Hans Frey kennt sich aus mit Utopien – schreibt der Gelsenkirchener SPD-Landtagsabgeordnete doch in seiner Freizeit Science-Fiction Romane. Jetzt hat der Sozialdemokrat eine seiner Ideen in abgewandelter Form in die Gegenwart geholt, zu sehen ab Freitag dieser Woche in der Galerie Ludwig im Schloss Oberhausen. „Ruhrtopia“, eine Ausstellung von Künstlern aus dem Ruhrgebiet, soll nach Angaben der Initiatoren Burkhard Drescher, SPD-Oberbürgermeister von Oberhausen, Franz Lehner, Präsident des Instituts für Arbeit und Technik (IAT) in Gelsenkirchen und eben Hans Frey die Region aus ihrer Lethargie reißen.

Dafür müsse etwas geschaffen werden, das neben der Vernunft auch die anderen Sinne umfasst, sagte Frey gestern bei der Ankündigung der Ausstellung im Düsseldorfer Landtag. So wichtig die Ausstellung der Industriekultur gewesen sei, sie habe den Blick in die Vergangenheit manifestiert, jetzt gelte es, den Blick nach vorne zu richten, sagte Frey. Das hätten die Künstler, die im wesentlichen Auftragnehmer seien, „in Zusammenarbeit mit innovativen Firmen“ positiv umgesetzt. So ist zu erklären, dass auf dem Ausstellungsbild „DUM DUM Lippstick“ ein in Öl auf Leinwand gebannter Barbara-Schöneberger-Dummy Lippenstifte verschießt.

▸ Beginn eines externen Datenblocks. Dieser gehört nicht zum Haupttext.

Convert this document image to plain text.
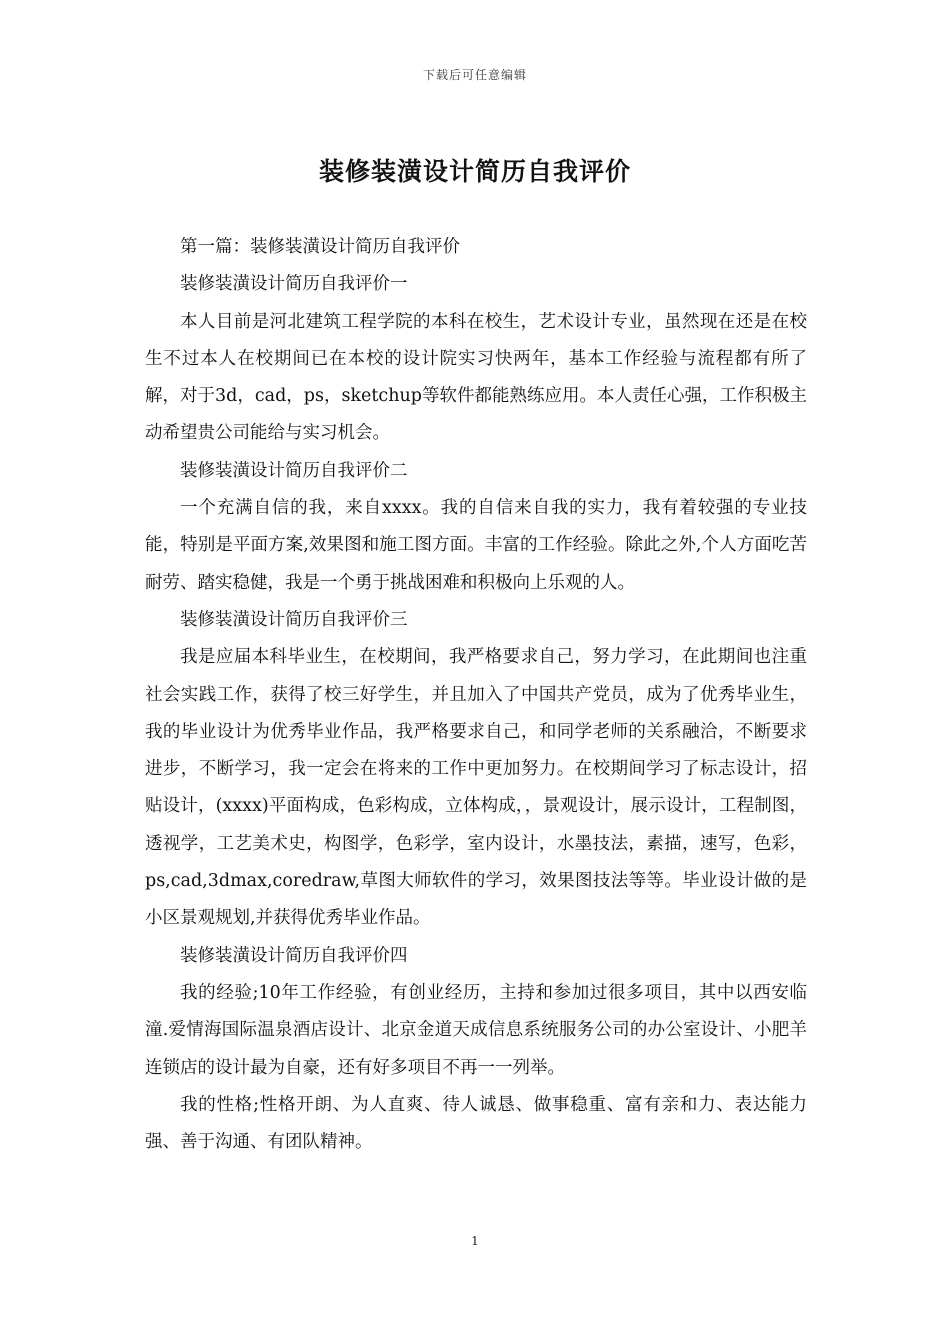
下载后可任意编辑
装修装潢设计简历自我评价

第一篇：装修装潢设计简历自我评价

装修装潢设计简历自我评价一

本人目前是河北建筑工程学院的本科在校生，艺术设计专业，虽然现在还是在校生不过本人在校期间已在本校的设计院实习快两年，基本工作经验与流程都有所了解，对于3d，cad，ps，sketchup等软件都能熟练应用。本人责任心强，工作积极主动希望贵公司能给与实习机会。

装修装潢设计简历自我评价二

一个充满自信的我，来自xxxx。我的自信来自我的实力，我有着较强的专业技能，特别是平面方案,效果图和施工图方面。丰富的工作经验。除此之外,个人方面吃苦耐劳、踏实稳健，我是一个勇于挑战困难和积极向上乐观的人。

装修装潢设计简历自我评价三

我是应届本科毕业生，在校期间，我严格要求自己，努力学习，在此期间也注重社会实践工作，获得了校三好学生，并且加入了中国共产党员，成为了优秀毕业生，我的毕业设计为优秀毕业作品，我严格要求自己，和同学老师的关系融洽，不断要求进步，不断学习，我一定会在将来的工作中更加努力。在校期间学习了标志设计，招贴设计，(xxxx)平面构成，色彩构成，立体构成，，景观设计，展示设计，工程制图，透视学，工艺美术史，构图学，色彩学，室内设计，水墨技法，素描，速写，色彩，ps,cad,3dmax,coredraw,草图大师软件的学习，效果图技法等等。毕业设计做的是小区景观规划,并获得优秀毕业作品。

装修装潢设计简历自我评价四

我的经验;10年工作经验，有创业经历，主持和参加过很多项目，其中以西安临潼.爱情海国际温泉酒店设计、北京金道天成信息系统服务公司的办公室设计、小肥羊连锁店的设计最为自豪，还有好多项目不再一一列举。

我的性格;性格开朗、为人直爽、待人诚恳、做事稳重、富有亲和力、表达能力强、善于沟通、有团队精神。

1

Ausschlaggebend für Burkhard Drescher, die Ausstellung in die Stadt Oberhausen zu holen, war seinen Angaben zufolge auch die wirtschaftliche Schwäche des Reviers, „dessen Arbeitslosenquote bei 14 Prozent liegt“, das niedrige Bruttoinlandsprodukt pro Kopf, „das außerhalb des Reviers höher ist“ und dass im Ruhrgebiet endlich Entwicklungspotenziale freigesetzt werden sollten. Es werde weitere Aktivitäten in diese Richtung geben, „ergänzend zur Triennale“.

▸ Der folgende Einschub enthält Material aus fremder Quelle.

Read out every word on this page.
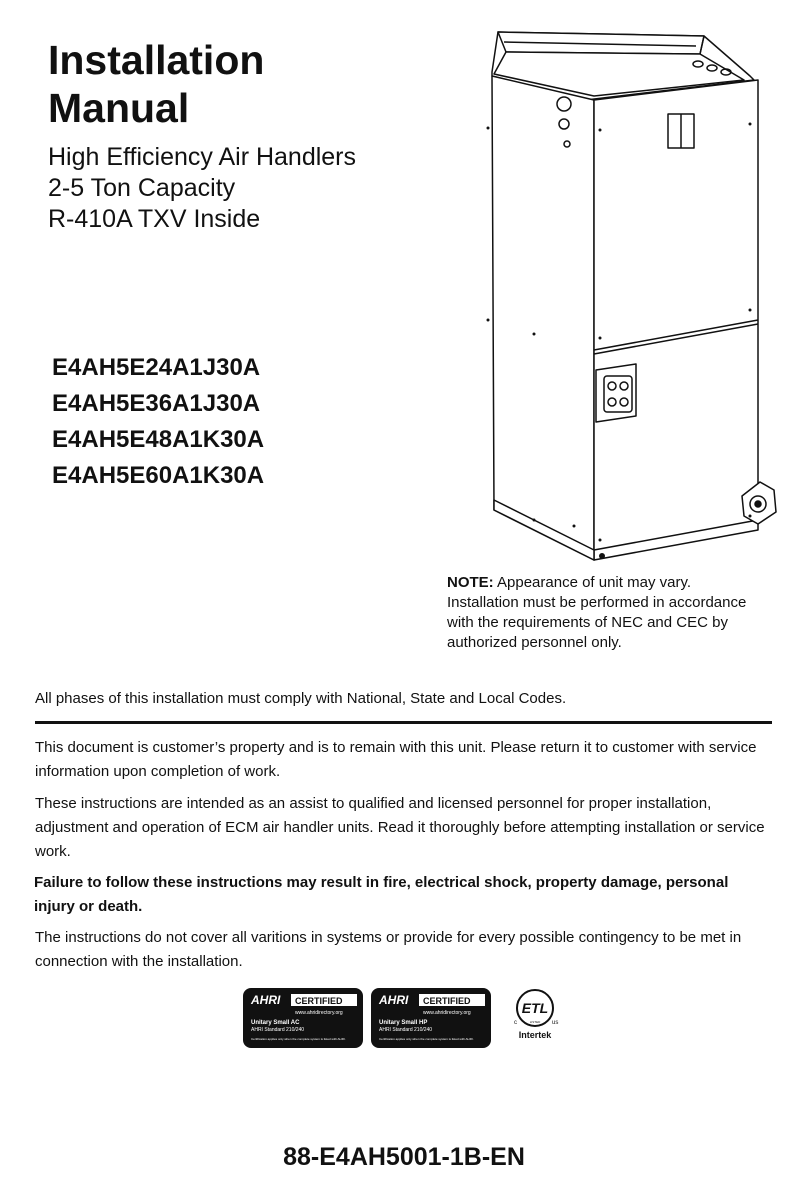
Installation
Manual
High Efficiency Air Handlers
2-5 Ton Capacity
R-410A TXV Inside
E4AH5E24A1J30A
E4AH5E36A1J30A
E4AH5E48A1K30A
E4AH5E60A1K30A
NOTE: Appearance of unit may vary.
Installation must be performed in accordance
with the requirements of NEC and CEC by
authorized personnel only.
All phases of this installation must comply with National, State and Local Codes.
This document is customer’s property and is to remain with this unit. Please return it to customer with service information upon completion of work.
These instructions are intended as an assist to qualified and licensed personnel for proper installation, adjustment and operation of ECM air handler units. Read it thoroughly before attempting installation or service work.
Failure to follow these instructions may result in fire, electrical shock, property damage, personal injury or death.
The instructions do not cover all varitions in systems or provide for every possible contingency to be met in connection with the installation.
AHRI CERTIFIED
www.ahridirectory.org
Unitary Small AC
AHRI Standard 210/240
Certification applies only when the complete system is listed with AHRI.
AHRI CERTIFIED
www.ahridirectory.org
Unitary Small HP
AHRI Standard 210/240
Certification applies only when the complete system is listed with AHRI.
ETL
c	us
LISTED
Intertek
88-E4AH5001-1B-EN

Franz Lehner, Präsident des Veranstalters der Ausstellung, des IAT, outete sich gestern in erster Linie als Fan des Ruhrgebiets. Er, der ja Schweizer sei, halte es seit 23 Jahren erfolgreich im Ruhrgebiet aus und sei gerne hier geblieben, „trotz Angeboten aus den USA und Berlin“. Die negativ erlebten Eckpunkte des Reviers sollten positiv umgesetzt werden, wie seinerzeit die Umweltverschmutzung zur prosperierenden Umweltindustrie geführt habe. Das Verkehrsproblem müsse angenommen werden, um Verkehrstechnologie zu entwickeln, die Überalterung des Reviers sollte eine prosperierende Gesundheitswirtschaft hervorbringen, sagte Lehner. Lehners Fazit zur Ausstellung: „Die Zukunft ist erotisch.“

Trotz aller rosigen Utopie wagen die drei Akteure auch einen Blick zurück. Zur Castorf-Entlassung als Intendant der Ruhrfestspiele sagte OB Drescher: „Man hätte ruhig ein wenig Ausdauer beweisen können.“ Lehner stimmte ihm gestern zu, man hätte Castorf nochmal Zeit geben können, allerdings wäre es auch gut gewesen, die Leute irgendwo abzuholen. „Ich finde beispielsweise das Schalke-Musical ganz fantastisch.“

Dass die Ausstellung nicht in Gelsenkirchen stattfindet, der Heimat von CDU-Oberbürgermeister Oliver Wittke, dem Sitz des IAT und des Landtagswahlkreises von Frey, liege daran, dass dort die Leute „etwas kleinkariert in der Stadtspitze“ seien, wie Frey sagt. Mit den Kommunalwahlen habe das ganze nur am Rande zu tun, behauptet Frey. Lehner sagte über die Sponsorverhandlungen: „Wir haben uns bei der Sparkasse Gelsenkirchen fast den Mund fusselig geredet.“ Dass die 100.000-Euro-Ausstellung nicht von großen Sponsoren getragen werde, liege daran, dass die großen Unternehmen gesagt hätten: „Ihr könnt Künstler nicht instrumentalisieren“, sagt Lehner. Dass dies dennoch gelungen ist, ist ab Samstag in Oberhausen zu sehen.